Unfortunately, application of the means and ends test is connected with a number of difficulties. Among ones we could name: 

- it may be almost impossible to say if certain results are truly the effect of a specific choice of instrument or, rather, of the close interaction among a variety of factors [6, p. 233].

- whether The Court has to direct its attention to the expected effectiveness at the moment the measure was designed (ex tunc), or should it consider the effectiveness as it has appeared from the practical application of the measure (ex nunc) [7, p. 215].

- how The Court should measure the level of efficiency of different means available in particular circumstances.

Nevertheless, we can see a perfect example of successful application of means and ends test in German Federal Constitutional Court and the Canadian Supreme Court, as well as by supranational courts such as the Court of Justice of the EU (CJEU). In their practice we can see how different problematic aspects of this test could be solved, e.g. problem of ex tunc or ex nunc review was solved by examination whether the legislature’s prognostications were evidently wrong or clearly unreasonable at the time they were made.

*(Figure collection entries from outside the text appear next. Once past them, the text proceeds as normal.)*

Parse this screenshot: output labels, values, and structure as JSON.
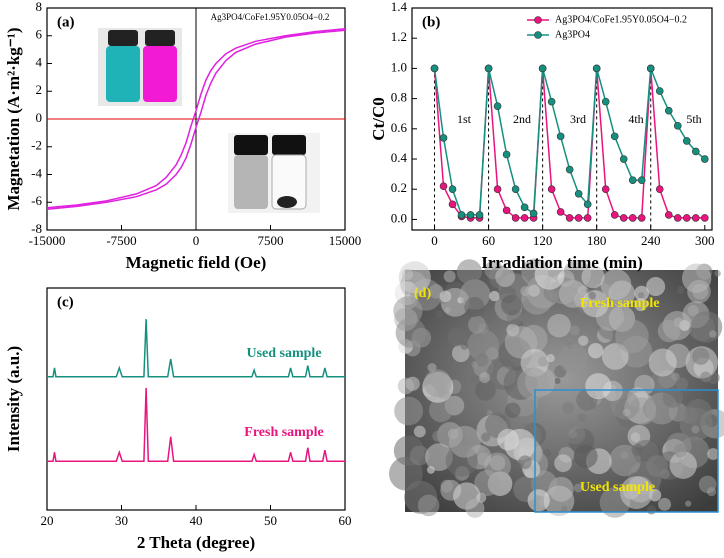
{
  "chart_data": [
    {
      "type": "line",
      "label": "(a)",
      "x_label": "Magnetic field (Oe)",
      "y_label": "Magnetation (A·m²·kg⁻¹)",
      "annotations": [
        {
          "text": "Ag3PO4/CoFe1.95Y0.05O4−0.2",
          "color": "#000000"
        }
      ],
      "x": [
        -15000,
        -12000,
        -9000,
        -6000,
        -4000,
        -3000,
        -2000,
        -1500,
        -1000,
        -500,
        0,
        500,
        1000,
        1500,
        2000,
        3000,
        4000,
        6000,
        9000,
        12000,
        15000
      ],
      "series": [
        {
          "color": "#e020e0",
          "values": [
            -6.4,
            -6.2,
            -5.9,
            -5.4,
            -4.8,
            -4.2,
            -3.3,
            -2.6,
            -1.7,
            -0.5,
            0.6,
            1.8,
            2.8,
            3.5,
            4.0,
            4.7,
            5.1,
            5.6,
            6.0,
            6.3,
            6.5
          ]
        },
        {
          "color": "#e020e0",
          "values": [
            -6.5,
            -6.3,
            -6.0,
            -5.6,
            -5.1,
            -4.7,
            -4.0,
            -3.5,
            -2.8,
            -1.8,
            -0.6,
            0.5,
            1.7,
            2.6,
            3.3,
            4.2,
            4.8,
            5.4,
            5.9,
            6.2,
            6.4
          ]
        }
      ],
      "xlim": [
        -15000,
        15000
      ],
      "xticks": [
        -15000,
        -7500,
        0,
        7500,
        15000
      ],
      "ylim": [
        -8,
        8
      ],
      "yticks": [
        -8,
        -6,
        -4,
        -2,
        0,
        2,
        4,
        6,
        8
      ]
    },
    {
      "type": "line",
      "label": "(b)",
      "x_label": "Irradiation time (min)",
      "y_label": "Ct/C0",
      "annotations": [
        {
          "text": "1st",
          "color": "#000000"
        },
        {
          "text": "2nd",
          "color": "#000000"
        },
        {
          "text": "3rd",
          "color": "#000000"
        },
        {
          "text": "4th",
          "color": "#000000"
        },
        {
          "text": "5th",
          "color": "#000000"
        }
      ],
      "x": [
        0,
        10,
        20,
        30,
        40,
        50,
        60,
        70,
        80,
        90,
        100,
        110,
        120,
        130,
        140,
        150,
        160,
        170,
        180,
        190,
        200,
        210,
        220,
        230,
        240,
        250,
        260,
        270,
        280,
        290,
        300
      ],
      "series": [
        {
          "name": "Ag3PO4/CoFe1.95Y0.05O4−0.2",
          "color": "#e8157e",
          "marker": true,
          "values": [
            1.0,
            0.22,
            0.1,
            0.02,
            0.01,
            0.01,
            1.0,
            0.2,
            0.06,
            0.01,
            0.01,
            0.01,
            1.0,
            0.2,
            0.05,
            0.01,
            0.01,
            0.01,
            1.0,
            0.2,
            0.03,
            0.01,
            0.01,
            0.01,
            1.0,
            0.2,
            0.03,
            0.01,
            0.01,
            0.01,
            0.01
          ]
        },
        {
          "name": "Ag3PO4",
          "color": "#15907f",
          "marker": true,
          "values": [
            1.0,
            0.54,
            0.2,
            0.03,
            0.03,
            0.03,
            1.0,
            0.75,
            0.43,
            0.2,
            0.08,
            0.04,
            1.0,
            0.78,
            0.55,
            0.33,
            0.17,
            0.1,
            1.0,
            0.78,
            0.55,
            0.4,
            0.26,
            0.26,
            1.0,
            0.85,
            0.72,
            0.62,
            0.52,
            0.45,
            0.4
          ]
        }
      ],
      "xlim": [
        -25,
        308
      ],
      "xticks": [
        0,
        60,
        120,
        180,
        240,
        300
      ],
      "ylim": [
        -0.07,
        1.4
      ],
      "yticks": [
        {
          "value": 0,
          "label": "0.0"
        },
        {
          "value": 0.2,
          "label": "0.2"
        },
        {
          "value": 0.4,
          "label": "0.4"
        },
        {
          "value": 0.6,
          "label": "0.6"
        },
        {
          "value": 0.8,
          "label": "0.8"
        },
        {
          "value": 1.0,
          "label": "1.0"
        },
        {
          "value": 1.2,
          "label": "1.2"
        },
        {
          "value": 1.4,
          "label": "1.4"
        }
      ]
    },
    {
      "type": "line",
      "label": "(c)",
      "x_label": "2 Theta (degree)",
      "y_label": "Intensity (a.u.)",
      "annotations": [
        {
          "text": "Used sample",
          "color": "#15907f"
        },
        {
          "text": "Fresh sample",
          "color": "#e8157e"
        }
      ],
      "x": [
        20,
        20.8,
        21,
        21.2,
        29.3,
        29.7,
        30.1,
        33.0,
        33.3,
        33.6,
        36.2,
        36.6,
        37.0,
        47.5,
        47.8,
        48.1,
        52.4,
        52.7,
        53.0,
        54.7,
        55.0,
        55.3,
        57.0,
        57.3,
        57.6,
        60
      ],
      "series": [
        {
          "color": "#15907f",
          "values": [
            60,
            60,
            64,
            60,
            60,
            64,
            60,
            60,
            86,
            60,
            60,
            68,
            60,
            60,
            63,
            60,
            60,
            64,
            60,
            60,
            65,
            60,
            60,
            64,
            60,
            60
          ]
        },
        {
          "color": "#e8157e",
          "values": [
            22,
            22,
            26,
            22,
            22,
            26,
            22,
            22,
            55,
            22,
            22,
            33,
            22,
            22,
            25,
            22,
            22,
            26,
            22,
            22,
            28,
            22,
            22,
            27,
            22,
            22
          ]
        }
      ],
      "xlim": [
        20,
        60
      ],
      "xticks": [
        20,
        30,
        40,
        50,
        60
      ],
      "ylim": [
        0,
        100
      ]
    }
  ],
  "image_panel": {
    "label": "(d)",
    "top_text": "Fresh sample",
    "inset_text": "Used sample"
  }
}
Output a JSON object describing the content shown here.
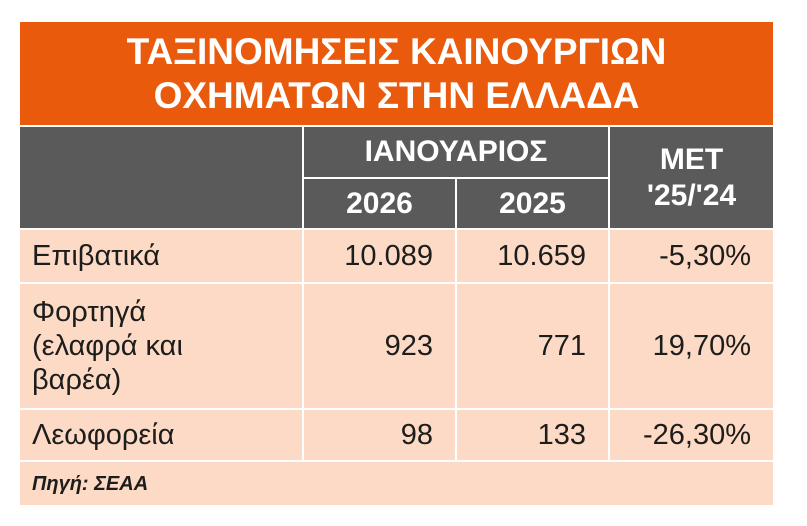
{
  "title": [
    "ΤΑΞΙΝΟΜΗΣΕΙΣ ΚΑΙΝΟΥΡΓΙΩΝ",
    "ΟΧΗΜΑΤΩΝ ΣΤΗΝ ΕΛΛΑΔΑ"
  ],
  "table": {
    "header": {
      "group": "ΙΑΝΟΥΑΡΙΟΣ",
      "years": [
        "2026",
        "2025"
      ],
      "change": [
        "ΜΕΤ",
        "'25/'24"
      ]
    },
    "rows": [
      [
        [
          "Επιβατικά"
        ],
        "10.089",
        "10.659",
        "-5,30%"
      ],
      [
        [
          "Φορτηγά",
          "(ελαφρά και",
          "βαρέα)"
        ],
        "923",
        "771",
        "19,70%"
      ],
      [
        [
          "Λεωφορεία"
        ],
        "98",
        "133",
        "-26,30%"
      ]
    ],
    "source": "Πηγή: ΣΕΑΑ"
  }
}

In conclusion, we can see that current necessity test used by ECtHR falls below the standard of such sufficient supranational institution and it needs to be improved by application of the means and ends test. While applying this test into The Courts case law, all problematic aspects should be considered and practice of German Federal Constitutional Court, Canadian Supreme Court, Court of Justice of the EU should be taken into account for implementing balanced and efficient framework of defining necessity in every case. 

List of sources:

1. Janneke Gerards, Judicial Deliberations in the European Court of Human Rights, in The Legitimacy of Highest Courts' Rulings. Judicial Deliberations and Beyond, Nick Huls, Maurice Adams & Jacco Bomhoff eds., 2009., p. 407.

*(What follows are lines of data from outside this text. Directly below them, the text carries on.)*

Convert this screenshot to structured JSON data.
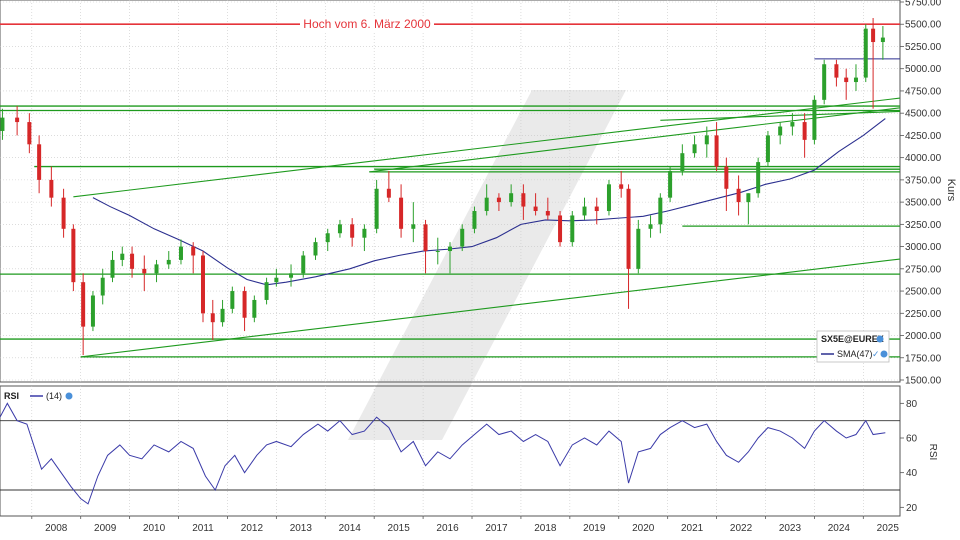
{
  "colors": {
    "up": "#2ca02c",
    "down": "#d62728",
    "sma": "#2b2f8f",
    "support": "#1e9a1e",
    "resistance": "#e5343a",
    "rsi": "#3a3aa8",
    "grid": "#c8c8c8",
    "frame": "#555555",
    "watermark": "#d9d9d9"
  },
  "chart_data": [
    {
      "type": "candlestick",
      "symbol_label": "SX5E@EUREX",
      "indicator_label": "SMA(47)",
      "ylabel": "Kurs",
      "ylim": [
        1500,
        5750
      ],
      "yticks": [
        "5750.00",
        "5500.00",
        "5250.00",
        "5000.00",
        "4750.00",
        "4500.00",
        "4250.00",
        "4000.00",
        "3750.00",
        "3500.00",
        "3250.00",
        "3000.00",
        "2750.00",
        "2500.00",
        "2250.00",
        "2000.00",
        "1750.00",
        "1500.00"
      ],
      "x_labels": [
        "2008",
        "2009",
        "2010",
        "2011",
        "2012",
        "2013",
        "2014",
        "2015",
        "2016",
        "2017",
        "2018",
        "2019",
        "2020",
        "2021",
        "2022",
        "2023",
        "2024",
        "2025"
      ],
      "xlim": [
        2007.35,
        2025.75
      ],
      "annotation": {
        "text": "Hoch vom 6. März 2000",
        "value": 5500
      },
      "candles": [
        [
          2007.4,
          4300,
          4550,
          4200,
          4450
        ],
        [
          2007.7,
          4450,
          4580,
          4250,
          4400
        ],
        [
          2007.95,
          4400,
          4500,
          4050,
          4150
        ],
        [
          2008.15,
          4150,
          4250,
          3600,
          3750
        ],
        [
          2008.4,
          3750,
          3900,
          3450,
          3550
        ],
        [
          2008.65,
          3550,
          3650,
          3100,
          3200
        ],
        [
          2008.85,
          3200,
          3250,
          2500,
          2600
        ],
        [
          2009.05,
          2600,
          2700,
          1780,
          2100
        ],
        [
          2009.25,
          2100,
          2500,
          2050,
          2450
        ],
        [
          2009.45,
          2450,
          2750,
          2350,
          2650
        ],
        [
          2009.65,
          2650,
          2950,
          2600,
          2850
        ],
        [
          2009.85,
          2850,
          3000,
          2780,
          2920
        ],
        [
          2010.05,
          2920,
          3000,
          2650,
          2750
        ],
        [
          2010.3,
          2750,
          2900,
          2500,
          2700
        ],
        [
          2010.55,
          2700,
          2850,
          2600,
          2800
        ],
        [
          2010.8,
          2800,
          2950,
          2750,
          2850
        ],
        [
          2011.05,
          2850,
          3080,
          2800,
          3000
        ],
        [
          2011.3,
          3000,
          3050,
          2700,
          2900
        ],
        [
          2011.5,
          2900,
          2950,
          2150,
          2250
        ],
        [
          2011.7,
          2250,
          2400,
          1950,
          2150
        ],
        [
          2011.9,
          2150,
          2400,
          2100,
          2300
        ],
        [
          2012.1,
          2300,
          2550,
          2250,
          2500
        ],
        [
          2012.35,
          2500,
          2550,
          2050,
          2200
        ],
        [
          2012.55,
          2200,
          2450,
          2150,
          2400
        ],
        [
          2012.8,
          2400,
          2650,
          2350,
          2600
        ],
        [
          2013.0,
          2600,
          2750,
          2550,
          2650
        ],
        [
          2013.3,
          2650,
          2800,
          2550,
          2700
        ],
        [
          2013.55,
          2700,
          2950,
          2650,
          2900
        ],
        [
          2013.8,
          2900,
          3100,
          2850,
          3050
        ],
        [
          2014.05,
          3050,
          3200,
          2950,
          3150
        ],
        [
          2014.3,
          3150,
          3300,
          3100,
          3250
        ],
        [
          2014.55,
          3250,
          3320,
          3000,
          3100
        ],
        [
          2014.8,
          3100,
          3250,
          2950,
          3200
        ],
        [
          2015.05,
          3200,
          3750,
          3150,
          3650
        ],
        [
          2015.3,
          3650,
          3850,
          3500,
          3550
        ],
        [
          2015.55,
          3550,
          3700,
          3100,
          3200
        ],
        [
          2015.8,
          3200,
          3500,
          3050,
          3250
        ],
        [
          2016.05,
          3250,
          3300,
          2700,
          2950
        ],
        [
          2016.3,
          2950,
          3100,
          2800,
          2950
        ],
        [
          2016.55,
          2950,
          3050,
          2700,
          3000
        ],
        [
          2016.8,
          3000,
          3250,
          2950,
          3200
        ],
        [
          2017.05,
          3200,
          3450,
          3150,
          3400
        ],
        [
          2017.3,
          3400,
          3700,
          3350,
          3550
        ],
        [
          2017.55,
          3550,
          3600,
          3400,
          3500
        ],
        [
          2017.8,
          3500,
          3700,
          3450,
          3600
        ],
        [
          2018.05,
          3600,
          3700,
          3300,
          3450
        ],
        [
          2018.3,
          3450,
          3600,
          3350,
          3400
        ],
        [
          2018.55,
          3400,
          3550,
          3300,
          3350
        ],
        [
          2018.8,
          3350,
          3400,
          3000,
          3050
        ],
        [
          2019.05,
          3050,
          3400,
          3000,
          3350
        ],
        [
          2019.3,
          3350,
          3550,
          3300,
          3450
        ],
        [
          2019.55,
          3450,
          3550,
          3250,
          3400
        ],
        [
          2019.8,
          3400,
          3750,
          3350,
          3700
        ],
        [
          2020.05,
          3700,
          3850,
          3550,
          3650
        ],
        [
          2020.2,
          3650,
          3700,
          2300,
          2750
        ],
        [
          2020.4,
          2750,
          3300,
          2700,
          3200
        ],
        [
          2020.65,
          3200,
          3350,
          3100,
          3250
        ],
        [
          2020.85,
          3250,
          3600,
          3150,
          3550
        ],
        [
          2021.05,
          3550,
          3900,
          3500,
          3850
        ],
        [
          2021.3,
          3850,
          4150,
          3800,
          4050
        ],
        [
          2021.55,
          4050,
          4250,
          4000,
          4150
        ],
        [
          2021.8,
          4150,
          4350,
          4000,
          4250
        ],
        [
          2022.0,
          4250,
          4400,
          3850,
          3900
        ],
        [
          2022.2,
          3900,
          4000,
          3400,
          3650
        ],
        [
          2022.45,
          3650,
          3800,
          3350,
          3500
        ],
        [
          2022.65,
          3500,
          3600,
          3250,
          3600
        ],
        [
          2022.85,
          3600,
          4000,
          3550,
          3950
        ],
        [
          2023.05,
          3950,
          4300,
          3900,
          4250
        ],
        [
          2023.3,
          4250,
          4400,
          4150,
          4350
        ],
        [
          2023.55,
          4350,
          4500,
          4250,
          4400
        ],
        [
          2023.8,
          4400,
          4500,
          4000,
          4200
        ],
        [
          2024.0,
          4200,
          4700,
          4150,
          4650
        ],
        [
          2024.2,
          4650,
          5100,
          4600,
          5050
        ],
        [
          2024.45,
          5050,
          5100,
          4800,
          4900
        ],
        [
          2024.65,
          4900,
          5000,
          4650,
          4850
        ],
        [
          2024.85,
          4850,
          5050,
          4750,
          4900
        ],
        [
          2025.05,
          4900,
          5500,
          4850,
          5450
        ],
        [
          2025.2,
          5450,
          5570,
          4550,
          5300
        ],
        [
          2025.4,
          5300,
          5480,
          5100,
          5350
        ]
      ],
      "sma": [
        [
          2009.25,
          3550
        ],
        [
          2009.6,
          3450
        ],
        [
          2010.0,
          3350
        ],
        [
          2010.5,
          3200
        ],
        [
          2011.0,
          3080
        ],
        [
          2011.5,
          2950
        ],
        [
          2012.0,
          2760
        ],
        [
          2012.4,
          2630
        ],
        [
          2012.8,
          2570
        ],
        [
          2013.2,
          2600
        ],
        [
          2013.8,
          2660
        ],
        [
          2014.5,
          2750
        ],
        [
          2015.0,
          2840
        ],
        [
          2015.5,
          2900
        ],
        [
          2016.0,
          2950
        ],
        [
          2016.5,
          2970
        ],
        [
          2017.0,
          3000
        ],
        [
          2017.5,
          3100
        ],
        [
          2018.0,
          3250
        ],
        [
          2018.5,
          3300
        ],
        [
          2019.0,
          3290
        ],
        [
          2019.5,
          3300
        ],
        [
          2020.0,
          3320
        ],
        [
          2020.5,
          3340
        ],
        [
          2021.0,
          3400
        ],
        [
          2021.5,
          3470
        ],
        [
          2022.0,
          3540
        ],
        [
          2022.5,
          3610
        ],
        [
          2023.0,
          3700
        ],
        [
          2023.5,
          3760
        ],
        [
          2024.0,
          3860
        ],
        [
          2024.5,
          4070
        ],
        [
          2025.0,
          4250
        ],
        [
          2025.45,
          4440
        ]
      ],
      "support_lines": [
        [
          [
            2007.35,
            4580
          ],
          [
            2025.75,
            4580
          ]
        ],
        [
          [
            2007.35,
            4530
          ],
          [
            2025.75,
            4530
          ]
        ],
        [
          [
            2008.05,
            3900
          ],
          [
            2025.75,
            3900
          ]
        ],
        [
          [
            2015.0,
            3870
          ],
          [
            2025.75,
            3870
          ]
        ],
        [
          [
            2014.9,
            3840
          ],
          [
            2025.75,
            3840
          ]
        ],
        [
          [
            2021.3,
            3230
          ],
          [
            2025.75,
            3230
          ]
        ],
        [
          [
            2007.35,
            2690
          ],
          [
            2025.75,
            2690
          ]
        ],
        [
          [
            2007.35,
            1960
          ],
          [
            2025.75,
            1960
          ]
        ],
        [
          [
            2009.0,
            1760
          ],
          [
            2025.75,
            1760
          ]
        ],
        [
          [
            2008.85,
            3560
          ],
          [
            2025.75,
            4670
          ]
        ],
        [
          [
            2014.9,
            3840
          ],
          [
            2025.75,
            4560
          ]
        ],
        [
          [
            2020.85,
            4420
          ],
          [
            2025.75,
            4520
          ]
        ],
        [
          [
            2009.0,
            1760
          ],
          [
            2025.75,
            2860
          ]
        ]
      ],
      "resistance_lines": [
        [
          [
            2007.35,
            5500
          ],
          [
            2025.75,
            5500
          ]
        ]
      ],
      "overlay_lines": [
        [
          [
            2024.0,
            5110
          ],
          [
            2025.75,
            5110
          ]
        ]
      ]
    },
    {
      "type": "line",
      "series": [
        {
          "name": "(14)"
        }
      ],
      "title": "RSI",
      "ylabel": "RSI",
      "ylim": [
        15,
        90
      ],
      "yticks": [
        "80",
        "60",
        "40",
        "20"
      ],
      "levels": [
        70,
        30
      ],
      "rsi": [
        [
          2007.35,
          72
        ],
        [
          2007.5,
          80
        ],
        [
          2007.7,
          70
        ],
        [
          2007.9,
          68
        ],
        [
          2008.05,
          55
        ],
        [
          2008.2,
          42
        ],
        [
          2008.4,
          48
        ],
        [
          2008.6,
          40
        ],
        [
          2008.8,
          32
        ],
        [
          2009.0,
          25
        ],
        [
          2009.15,
          22
        ],
        [
          2009.35,
          38
        ],
        [
          2009.55,
          50
        ],
        [
          2009.8,
          56
        ],
        [
          2010.0,
          50
        ],
        [
          2010.25,
          48
        ],
        [
          2010.5,
          56
        ],
        [
          2010.8,
          52
        ],
        [
          2011.05,
          58
        ],
        [
          2011.3,
          54
        ],
        [
          2011.55,
          38
        ],
        [
          2011.75,
          30
        ],
        [
          2011.95,
          44
        ],
        [
          2012.15,
          50
        ],
        [
          2012.35,
          40
        ],
        [
          2012.6,
          50
        ],
        [
          2012.8,
          56
        ],
        [
          2013.0,
          58
        ],
        [
          2013.3,
          55
        ],
        [
          2013.55,
          62
        ],
        [
          2013.85,
          68
        ],
        [
          2014.05,
          64
        ],
        [
          2014.3,
          70
        ],
        [
          2014.55,
          62
        ],
        [
          2014.8,
          64
        ],
        [
          2015.05,
          72
        ],
        [
          2015.3,
          66
        ],
        [
          2015.55,
          52
        ],
        [
          2015.8,
          58
        ],
        [
          2016.05,
          44
        ],
        [
          2016.3,
          52
        ],
        [
          2016.55,
          48
        ],
        [
          2016.8,
          56
        ],
        [
          2017.05,
          62
        ],
        [
          2017.3,
          68
        ],
        [
          2017.55,
          62
        ],
        [
          2017.8,
          64
        ],
        [
          2018.05,
          58
        ],
        [
          2018.3,
          62
        ],
        [
          2018.55,
          58
        ],
        [
          2018.8,
          44
        ],
        [
          2019.05,
          56
        ],
        [
          2019.3,
          60
        ],
        [
          2019.55,
          56
        ],
        [
          2019.8,
          64
        ],
        [
          2020.05,
          58
        ],
        [
          2020.2,
          34
        ],
        [
          2020.4,
          52
        ],
        [
          2020.65,
          54
        ],
        [
          2020.85,
          62
        ],
        [
          2021.05,
          66
        ],
        [
          2021.3,
          70
        ],
        [
          2021.55,
          66
        ],
        [
          2021.8,
          68
        ],
        [
          2022.0,
          58
        ],
        [
          2022.2,
          50
        ],
        [
          2022.45,
          46
        ],
        [
          2022.65,
          52
        ],
        [
          2022.85,
          60
        ],
        [
          2023.05,
          66
        ],
        [
          2023.3,
          64
        ],
        [
          2023.55,
          60
        ],
        [
          2023.8,
          54
        ],
        [
          2024.0,
          64
        ],
        [
          2024.2,
          70
        ],
        [
          2024.45,
          64
        ],
        [
          2024.65,
          60
        ],
        [
          2024.85,
          62
        ],
        [
          2025.05,
          70
        ],
        [
          2025.2,
          62
        ],
        [
          2025.45,
          63
        ]
      ]
    }
  ]
}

2. The Sunday Times v. the United Kingdom (no. 1), judgment of 26 April 1979, Series A no. 30, available at: http://hudoc.echr.coe.int/eng?i=001-57584 [accessed 23 May 2017], p. 38, § 62.

3. Grinberg v. Russia. Judgment of 21 July 2005. Application No. 23472/03, available at: http://hudoc.echr.coe.int/eng?i=001-69835 [accessed 23 May 2017], § 27.  

4. Plon (Société) v. France. Judgment (Second Section) of 18 May 2004. Application no. 56148/00, available at: http://hudoc.echr.coe.int/eng?i=001-66318 [accessed 23 May 2017].

5. Ürper and Others v. Turkey, Applications nos. 55036/07, 55564/07, 1228/08, 1478/08, 4086/08, 6302/08 and 7200/08, Council of Europe: European Court of Human Rights, 26 January 2010, available at: http://www.refworld.org/cases,ECHR,4bc325162.html [accessed 23 May 2017], § 17.

6. A.W.G.H. Buijze, Effectiviteit in het bestuursrecht [Effectiveness in Administrative Law], in Nederlands Tijdschrift voor Bestuursrecht [Netherlands Journal for Administrative Law], 2009., p. 233.

7. Hans A. Linde, Due Process of Lawmaking, 55 Neb. L. Rev. 176, 1976., p. 215.